All this, alongside Nuttall’s previous books Beautiful/Ugly: African and Diaspora Aesthetics and At Risk, precursor to Load Shedding, represents a lot of work — and innovative, vitally exploratory work that refigures some of our academic givens while also pushing into a more personal vein of testimony and “life writing”.

Most of this work took place between 2001 and 2007, “years that were very compelling and powerful to me”, says Nuttall, who had worked in post-colonial studies at Oxford.

“I got a job at the newly formed Wiser [the Wits Institute for Social and Economic Research], which gave me the chance to do no teaching apart from graduate supervision and to write. I came to Johannesburg, having been in Cape Town for three years in a teaching job in Stellenbosch and in Oxford before that, with Achille, whom I had recently met.

“Being with him shaped a part of how I came to be at this time. He came from somewhere else, but from this continent [via Paris and New York], and we were free to roam around Johannesburg, to drive it and test out ideas about it in ways not insignificant to my work during this time.”

Apartheid was about separation and the fight against it in part about finding new ways of togetherness. In the post-apartheid space, however, forms of apartness persist, and new forms of “mutuality” need to be found. Entanglement deals with areas that in post-colonial theory have been theorised, often in a utopian way, as hybridity, creolisation or métissage (or mixing); it draws on ideas such as Leon de Kock’s “politics of the seam” and Mark Saunders’s “complicities”.

Nuttall describes “entanglement”, in her introduction to the book, as “a condition of being twisted together or entwined; it speaks of an intimacy gained, even if it was resisted, or ignored or uninvited. It is a term which may gesture towards a relationship or a set of social relationships that is complicated, ensnaring, in a tangle, but which also implies a human foldedness”.

Using texts such as the writings of Phaswane Mpe, Ivan Vladislavic, Antjie Krog and Niq Mhlongo, the paintings of Penny Siopis and the “self-styling” of today’s black urban youth, Nuttall investigates “a history of the present”: “I wanted to write from a place, in a language that I felt I could live by,” she says. “Living here, one is actively trying to build something — and actively trying to find a future. There is a history of overlap and mixture and intimacy in the most unwritten and disregarded of ways. It’s useless to keep repeating the terms of our difference — or to do only that.

“What seems to me worthwhile is to dig deep into our history and psyches and find forms and moments of mutuality from which we can begin to build something. I am looking for that which remains latent in our usual accounts, a critical underneath or sub-terrain.”

Her piece in Load Shedding takes this search personally, as it were. “I Love You, I Hate You” continues the autobiographical narrative from At Risk. Such writing is a place, she says, “to drop the academic voice and submerge oneself in the personal voice. I love to discover very different sorts of voices that one can use. In these pieces, I can go into darker places than I feel I want to do in the academic work.
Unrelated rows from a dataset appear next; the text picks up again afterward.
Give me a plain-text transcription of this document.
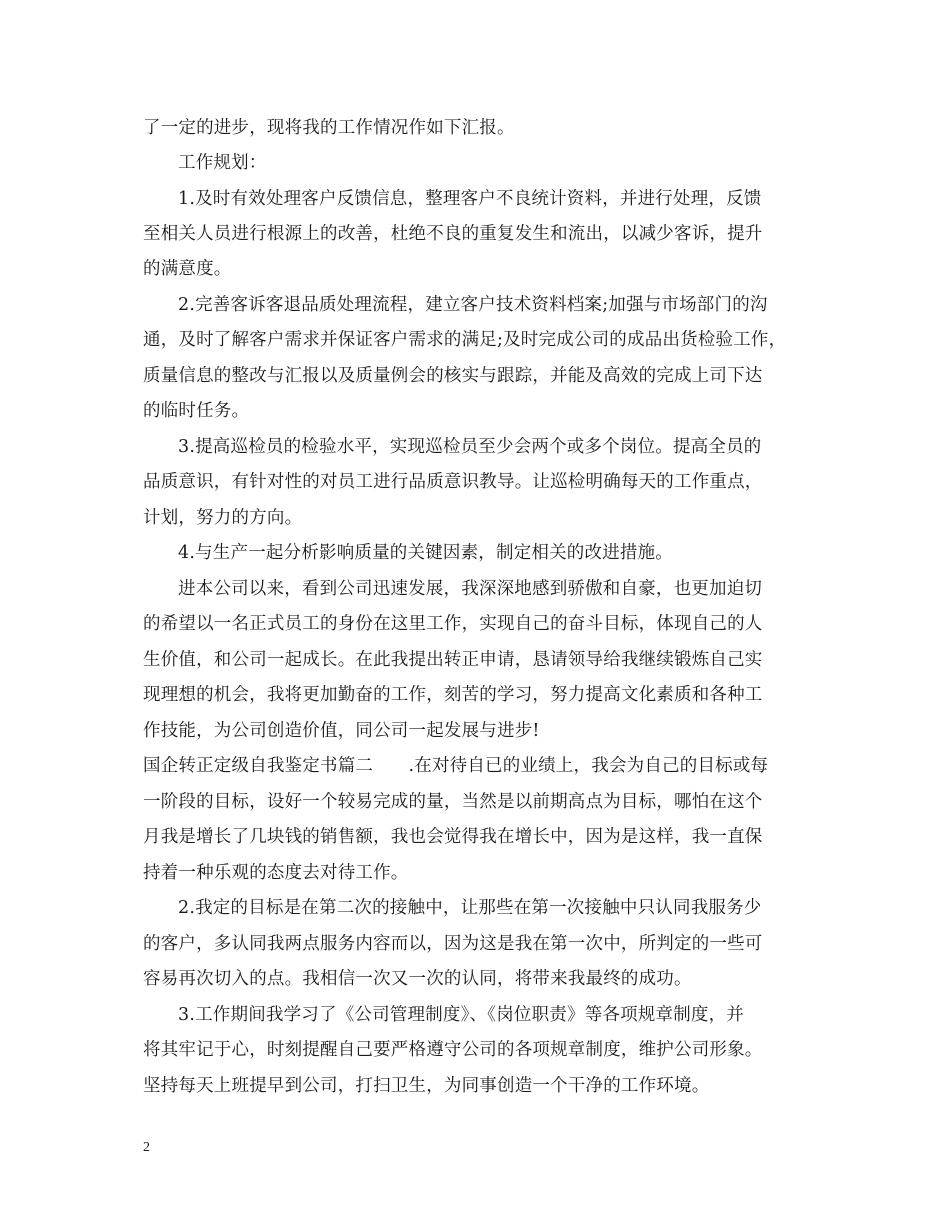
了一定的进步，现将我的工作情况作如下汇报。
工作规划：
1.及时有效处理客户反馈信息，整理客户不良统计资料，并进行处理，反馈
至相关人员进行根源上的改善，杜绝不良的重复发生和流出，以减少客诉，提升
的满意度。
2.完善客诉客退品质处理流程，建立客户技术资料档案;加强与市场部门的沟
通，及时了解客户需求并保证客户需求的满足;及时完成公司的成品出货检验工作，
质量信息的整改与汇报以及质量例会的核实与跟踪，并能及高效的完成上司下达
的临时任务。
3.提高巡检员的检验水平，实现巡检员至少会两个或多个岗位。提高全员的
品质意识，有针对性的对员工进行品质意识教导。让巡检明确每天的工作重点，
计划，努力的方向。
4.与生产一起分析影响质量的关键因素，制定相关的改进措施。
进本公司以来，看到公司迅速发展，我深深地感到骄傲和自豪，也更加迫切
的希望以一名正式员工的身份在这里工作，实现自己的奋斗目标，体现自己的人
生价值，和公司一起成长。在此我提出转正申请，恳请领导给我继续锻炼自己实
现理想的机会，我将更加勤奋的工作，刻苦的学习，努力提高文化素质和各种工
作技能，为公司创造价值，同公司一起发展与进步!
国企转正定级自我鉴定书篇二　　.在对待自已的业绩上，我会为自己的目标或每
一阶段的目标，设好一个较易完成的量，当然是以前期高点为目标，哪怕在这个
月我是增长了几块钱的销售额，我也会觉得我在增长中，因为是这样，我一直保
持着一种乐观的态度去对待工作。
2.我定的目标是在第二次的接触中，让那些在第一次接触中只认同我服务少
的客户，多认同我两点服务内容而以，因为这是我在第一次中，所判定的一些可
容易再次切入的点。我相信一次又一次的认同，将带来我最终的成功。
3.工作期间我学习了《公司管理制度》、《岗位职责》等各项规章制度，并
将其牢记于心，时刻提醒自己要严格遵守公司的各项规章制度，维护公司形象。
坚持每天上班提早到公司，打扫卫生，为同事创造一个干净的工作环境。
2
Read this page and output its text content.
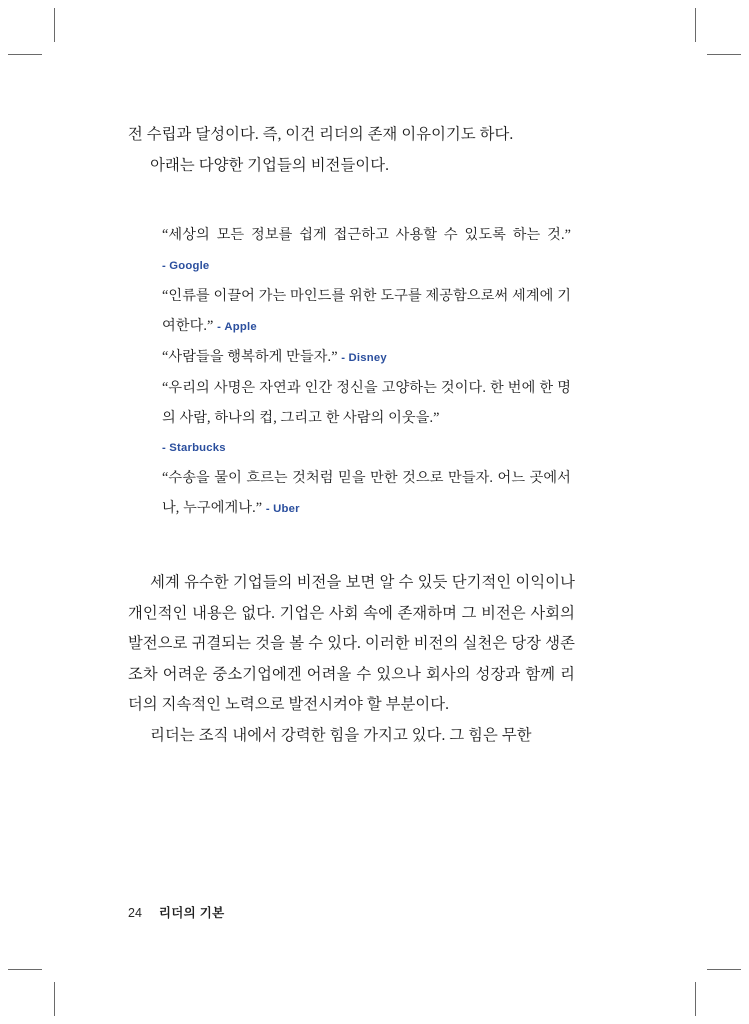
전 수립과 달성이다. 즉, 이건 리더의 존재 이유이기도 하다.

아래는 다양한 기업들의 비전들이다.

“세상의 모든 정보를 쉽게 접근하고 사용할 수 있도록 하는 것.” - Google

“인류를 이끌어 가는 마인드를 위한 도구를 제공함으로써 세계에 기여한다.” - Apple

“사람들을 행복하게 만들자.” - Disney

“우리의 사명은 자연과 인간 정신을 고양하는 것이다. 한 번에 한 명의 사람, 하나의 컵, 그리고 한 사람의 이웃을.”

- Starbucks

“수송을 물이 흐르는 것처럼 믿을 만한 것으로 만들자. 어느 곳에서나, 누구에게나.” - Uber

세계 유수한 기업들의 비전을 보면 알 수 있듯 단기적인 이익이나 개인적인 내용은 없다. 기업은 사회 속에 존재하며 그 비전은 사회의 발전으로 귀결되는 것을 볼 수 있다. 이러한 비전의 실천은 당장 생존조차 어려운 중소기업에겐 어려울 수 있으나 회사의 성장과 함께 리더의 지속적인 노력으로 발전시켜야 할 부분이다.

리더는 조직 내에서 강력한 힘을 가지고 있다. 그 힘은 무한

24 리더의 기본
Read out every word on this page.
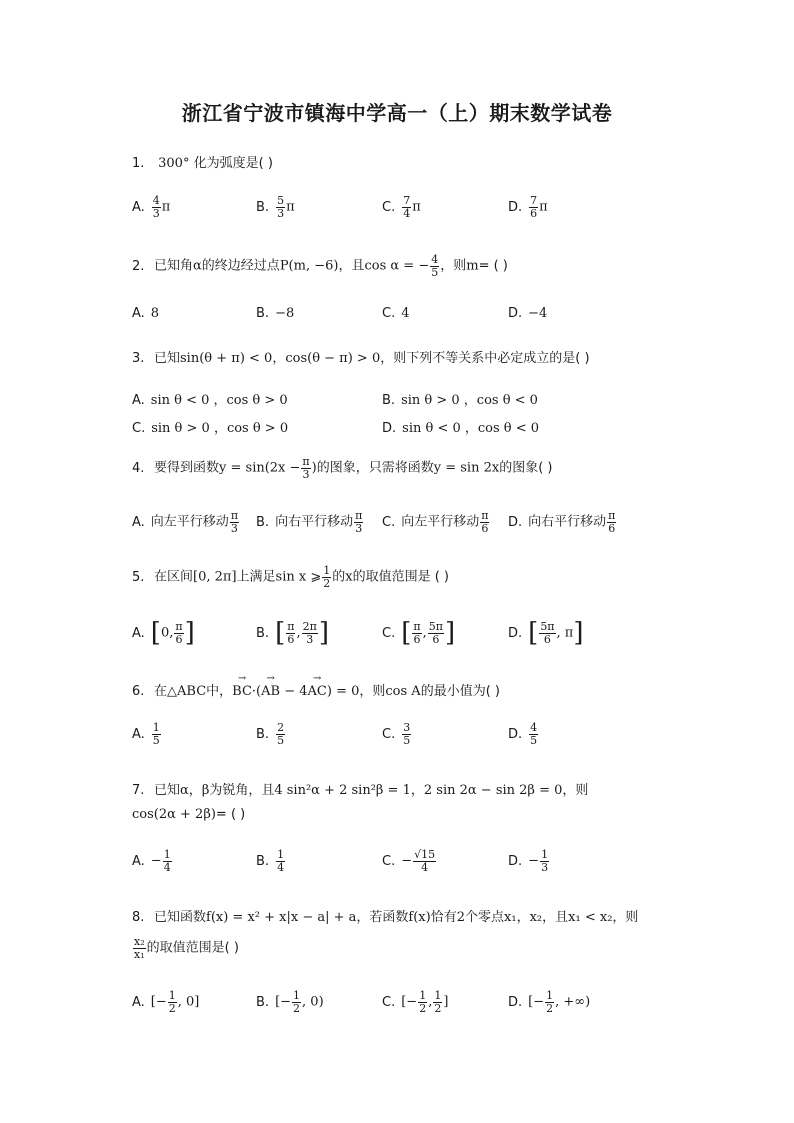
浙江省宁波市镇海中学高一（上）期末数学试卷
1. 300° 化为弧度是( )
A. $\frac{4}{3}$ π	B. $\frac{5}{3}$ π	C. $\frac{7}{4}$ π	D. $\frac{7}{6}$ π
2. 已知角α的终边经过点P(m, −6)，且cos α = − $\frac{4}{5}$ ，则m= ( )
A. 8	B. −8	C. 4	D. −4
3. 已知sin(θ + π) < 0，cos(θ − π) > 0，则下列不等关系中必定成立的是( )
A. sin θ < 0 ，cos θ > 0	B. sin θ > 0 ，cos θ < 0
C. sin θ > 0 ，cos θ > 0	D. sin θ < 0 ，cos θ < 0
4. 要得到函数$y = \sin(2x - \frac{\pi}{3}$ )的图象，只需将函数y = sin 2x的图象( )
A. 向左平行移动 $\frac{\pi}{3} B$. 向右平行移动 $\frac{\pi}{3} C$. 向左平行移动 $\frac{\pi}{6} D$. 向右平行移动 $\frac{\pi}{6}$
5. 在区间[0, 2π]上满足sin x ⩾ $\frac{1}{2}$ 的x的取值范围是 ( )
A. [0, $\frac{\pi}{6}$ ]	B. [ $\frac{\pi}{6}$ , $\frac{2\pi}{3}$ ]	C. [ $\frac{\pi}{6}$ , $\frac{5\pi}{6}$ ]	D. [ $\frac{5\pi}{6}$ , π]
6. 在△ABC中，→ BC·(→ AB − 4→ AC) = 0，则cos A的最小值为( )
A. $\frac{1}{5}$	B. $\frac{2}{5}$	C. $\frac{3}{5}$	D. $\frac{4}{5}$
7. 已知α，β为锐角，且4 sin²α + 2 sin²β = 1，2 sin 2α − sin 2β = 0，则
cos(2α + 2β)= ( )
A. − $\frac{1}{4}$	B. $\frac{1}{4}$	C. − $\frac{√15}{4}$	D. − $\frac{1}{3}$
8. 已知函数f(x) = x² + x|x − a| + a，若函数f(x)恰有2个零点x₁，x₂，且x₁ < x₂，则
$\frac{\text{x₂}}{\text{x₁}}$ 的取值范围是( )
A. [− $\frac{1}{2}$ , 0]	B. [− $\frac{1}{2}$ , 0)	C. [− $\frac{1}{2}$ , $\frac{1}{2}$ ]	D. [− $\frac{1}{2}$ , +∞)
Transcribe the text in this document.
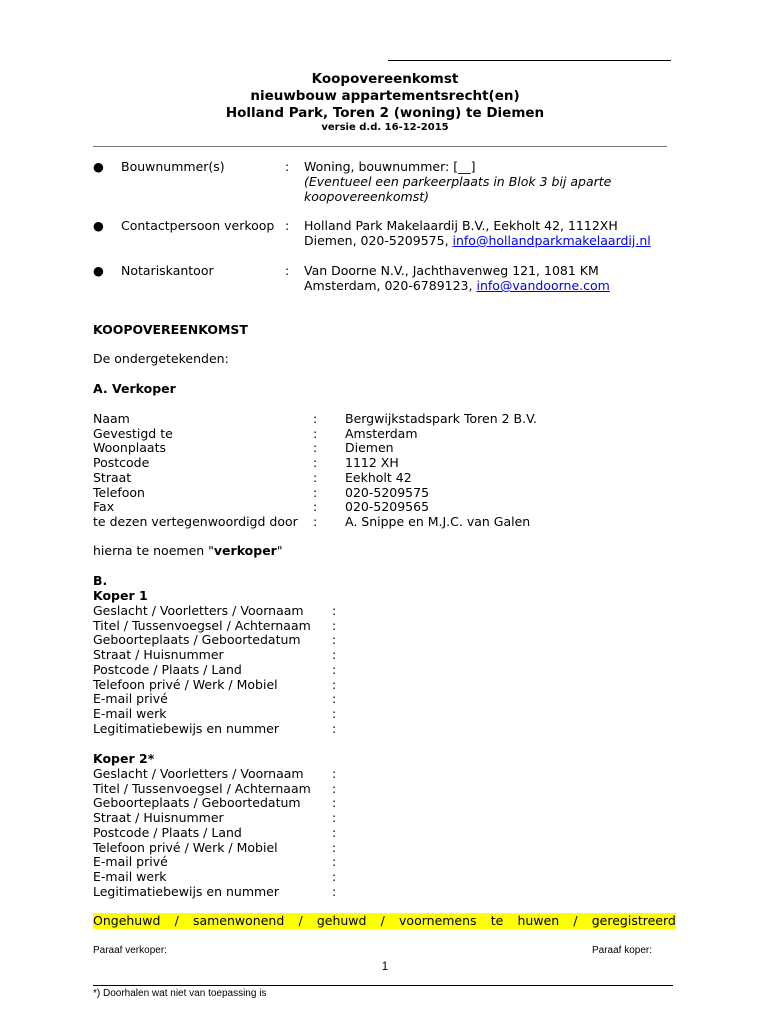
Koopovereenkomst
nieuwbouw appartementsrecht(en)
Holland Park, Toren 2 (woning) te Diemen
versie d.d. 16-12-2015
● Bouwnummer(s)	: Woning, bouwnummer: [__]
(Eventueel een parkeerplaats in Blok 3 bij aparte
koopovereenkomst)
● Contactpersoon verkoop : Holland Park Makelaardij B.V., Eekholt 42, 1112XH
Diemen, 020-5209575, info@hollandparkmakelaardij.nl
● Notariskantoor	: Van Doorne N.V., Jachthavenweg 121, 1081 KM
Amsterdam, 020-6789123, info@vandoorne.com
KOOPOVEREENKOMST
De ondergetekenden:
A. Verkoper
Naam	: Bergwijkstadspark Toren 2 B.V.
Gevestigd te	: Amsterdam
Woonplaats	: Diemen
Postcode	: 1112 XH
Straat	: Eekholt 42
Telefoon	: 020-5209575
Fax	: 020-5209565
te dezen vertegenwoordigd door : A. Snippe en M.J.C. van Galen
hierna te noemen "verkoper"
B.
Koper 1
Geslacht / Voorletters / Voornaam :
Titel / Tussenvoegsel / Achternaam :
Geboorteplaats / Geboortedatum	:
Straat / Huisnummer	:
Postcode / Plaats / Land	:
Telefoon privé / Werk / Mobiel	:
E-mail privé	:
E-mail werk	:
Legitimatiebewijs en nummer	:
Koper 2*
Geslacht / Voorletters / Voornaam :
Titel / Tussenvoegsel / Achternaam :
Geboorteplaats / Geboortedatum	:
Straat / Huisnummer	:
Postcode / Plaats / Land	:
Telefoon privé / Werk / Mobiel	:
E-mail privé	:
E-mail werk	:
Legitimatiebewijs en nummer	:
Ongehuwd / samenwonend / gehuwd / voornemens te huwen / geregistreerd
Paraaf verkoper:	Paraaf koper:
1
*) Doorhalen wat niet van toepassing is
“I make an alternative world, in this place but not in this place. I make an idea of myself inside of a larger story that is mine but also not mine. These are the languages of the personal but also of place, of an immense wrestling with a love of place, of wanting to name it as it is, to find a language for it which is not that of the foreign correspondent, the ex-South African, the walled-in white South African, the blinkered black South African; something that’s mine or at least makes sense to me, and which my children can live by, a language, manner of being, a place.”

Sarah Nuttall talks about Load Shedding on Sunday at 10am in room F7.

Nuttall and co-author Achille Mbembe discuss their books Johannesburg: The Elusive Metropolis and Entanglement: Literary and Cultural Reflections on Post-Apartheid on Tuesday from 1pm to 1.45pm in Room 1.42.